À l’occasion du « Goku Day » du 9 mai et du demi-anniversaire du DRAGON BALL STORE TOKYO, de nouveaux produits dérivés ont été annoncés pour une sortie le 24 avril 2026. Sur le papier, l’événement a tout pour séduire. Dans les faits, difficile de ne pas ressentir une certaine lassitude face à une offre qui recycle encore et toujours les mêmes idées.
Une célébration marquée par… du déjà-vu
Pour marquer ce double événement, la boutique mise sur une – oui une seule – illustration de Goku en Super Saiyan, déclinée sur toute une gamme de produits. Ils ont voulu bien faire : c’est une illustration d’Akira Toriyama tirée de la couverture du guide Dragon Ball Daizenshuu 6 (ou du guide français Dragon Ball – Le Super Livre Tome 3).


Sauf que c’est une copie pas tout à fait fidèle à l’originale, que ce soit :
- au niveau des couleurs,
- au niveau du style du coloriage,
- et au niveau du trait qu’on a voulu « peaufiner », quitte à perdre certains détails (et c’est bien dommage).
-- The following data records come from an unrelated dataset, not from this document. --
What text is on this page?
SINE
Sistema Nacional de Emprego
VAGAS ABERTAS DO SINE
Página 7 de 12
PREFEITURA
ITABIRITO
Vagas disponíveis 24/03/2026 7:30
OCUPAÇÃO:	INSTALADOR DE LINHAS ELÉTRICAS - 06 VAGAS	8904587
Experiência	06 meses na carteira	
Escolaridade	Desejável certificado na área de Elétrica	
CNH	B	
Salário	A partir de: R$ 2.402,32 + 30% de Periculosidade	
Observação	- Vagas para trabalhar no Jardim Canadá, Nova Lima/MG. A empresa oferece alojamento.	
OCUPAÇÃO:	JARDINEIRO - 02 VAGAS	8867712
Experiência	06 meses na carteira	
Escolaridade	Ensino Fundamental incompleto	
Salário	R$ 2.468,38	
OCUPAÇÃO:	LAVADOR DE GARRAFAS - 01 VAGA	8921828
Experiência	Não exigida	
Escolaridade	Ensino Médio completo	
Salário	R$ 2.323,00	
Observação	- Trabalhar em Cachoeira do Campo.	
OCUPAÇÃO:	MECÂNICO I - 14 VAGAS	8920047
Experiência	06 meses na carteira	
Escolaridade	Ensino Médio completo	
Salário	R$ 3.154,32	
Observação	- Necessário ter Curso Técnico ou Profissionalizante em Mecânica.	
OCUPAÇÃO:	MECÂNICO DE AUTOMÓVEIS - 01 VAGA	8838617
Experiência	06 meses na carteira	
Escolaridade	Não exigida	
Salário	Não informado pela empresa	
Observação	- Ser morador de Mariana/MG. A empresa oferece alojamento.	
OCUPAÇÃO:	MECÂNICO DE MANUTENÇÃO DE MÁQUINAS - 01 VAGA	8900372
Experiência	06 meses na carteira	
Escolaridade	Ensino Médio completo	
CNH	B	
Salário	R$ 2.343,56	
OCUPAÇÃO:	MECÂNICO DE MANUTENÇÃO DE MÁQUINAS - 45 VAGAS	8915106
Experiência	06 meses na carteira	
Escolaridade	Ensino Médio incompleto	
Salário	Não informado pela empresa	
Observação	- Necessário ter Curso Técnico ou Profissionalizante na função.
Mais si on se concentre sur la gamme de produits, le problème, c’est qu’elle donne une impression immédiate de répétition. On retrouve ainsi des classiques devenus omniprésents dans le merchandising Dragon Ball : stand en acrylique, badge, panneau décoratif, porte-clé… Rien de fondamentalement nouveau, ni dans les formats, ni dans les usages : on ronfle.
Même avec l’ajout d’une finition dorée sur les mentions « DRAGON BALL » ou « GOKU », l’ensemble ne dégage rien de particulièrement marquant. On a beau parler d’une collection d’anniversaire, la proposition reste visuellement très sage et commercialement très mécanique.
Des prix élevés pour des produits sans ambition
Le constat devient encore plus difficile à avaler en regardant les prix.
Un panneau acrylique à 3 960 yens, un stand à 1 980 yens, un simple badge à 660 yens… Pour des objets qui restent, dans leur conception, extrêmement basiques, l’addition grimpe vite.
Et ce n’est pas tout. La deuxième vague de produits continue dans la même direction :
t-shirt, tote bag, sticker, tapis de souris, bouteille, porte-clé…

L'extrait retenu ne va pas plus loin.